Whether it’s leaving out a glass of cold milk for a thirsty Mr Claus, or sitting down with a glass of egg nog after you’ve prepped the turkey, there’s no denying that dairy plays a huge role in our Christmas festivities. But just how much?
In Britain, we love a sweet treat, especially at this time of year when we are preparing our winter bodies to add some extra warmth. However, you might be surprised to find out just how many of those festive treats require dairy.
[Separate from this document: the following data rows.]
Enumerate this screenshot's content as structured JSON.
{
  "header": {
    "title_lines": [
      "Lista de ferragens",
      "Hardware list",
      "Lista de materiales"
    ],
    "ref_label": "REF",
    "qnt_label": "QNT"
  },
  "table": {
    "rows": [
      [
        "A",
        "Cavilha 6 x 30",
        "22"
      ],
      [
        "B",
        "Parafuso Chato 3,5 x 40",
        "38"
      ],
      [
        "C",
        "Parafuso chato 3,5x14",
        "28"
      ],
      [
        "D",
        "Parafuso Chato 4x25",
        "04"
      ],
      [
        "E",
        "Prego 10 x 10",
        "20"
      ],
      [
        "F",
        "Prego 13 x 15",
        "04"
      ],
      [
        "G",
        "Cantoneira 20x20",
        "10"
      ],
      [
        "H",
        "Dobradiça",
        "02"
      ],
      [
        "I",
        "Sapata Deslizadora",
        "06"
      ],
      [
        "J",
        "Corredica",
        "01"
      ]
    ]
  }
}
Starting with those tubs and tins of Quality Street, Roses, Celebrations and Miniature Heroes that sit on our coffee tables; with the intention of scarcely being touched before Christmas Eve. If a glass and a half of milk goes into a small Cadbury’s chocolate bar, you can only begin to imagine how many gallons go into making the tubs of chocolates!
Dairy is also a base for an array of Christmas-inspired cocktails like Velvet Oubliette that requires not only single cream, but a luxurious cream cheese froth to top the decadent drink off. The ever-popular Ave Martini requires coffee-flavoured, ice cream to give the drink its distinctive flavour, or a glass of Fireside Delight that requires three whole cups of milk!
If cocktails aren’t your thing, you can be sure to find another great dairy drink to keep you warm this winter. It just doesn’t feel like Christmas without the beloved hot chocolate; with its creamy-chocolate flavour and all the frills like cream and marshmallows – heavenly, and almost unattainable without dairy.
It isn’t just sweet treats that require dairy at Christmas, those hate-to-love Brussels sprouts really take off when they are creamed with double cream and chestnuts. For those who like to have roast potatoes and mash with their Christmas meal, is it even possible to obtain tasty mash without using milk, butter or cream?
When it comes to the Christmas dessert, dairy still makes a strong appearance. Even if it’s just using milk to create creamy custard as a side for your dessert, the cream that gets piped onto the traditional Christmas trifle, or a dollop on top of your Christmas pudding (along with the creamy custard, of course).
When we’ve finally finished stuffing our faces after the main feast, (and after the mandatory post-meal nap) those tubs of chocolates, resting on the coffee table are soon opened-up again. Well, it is Christmas after all!
It’s evident that it is nearly impossible to avoid dairy at Christmas with all of the delicious foods it creates… but then again, why would you want to?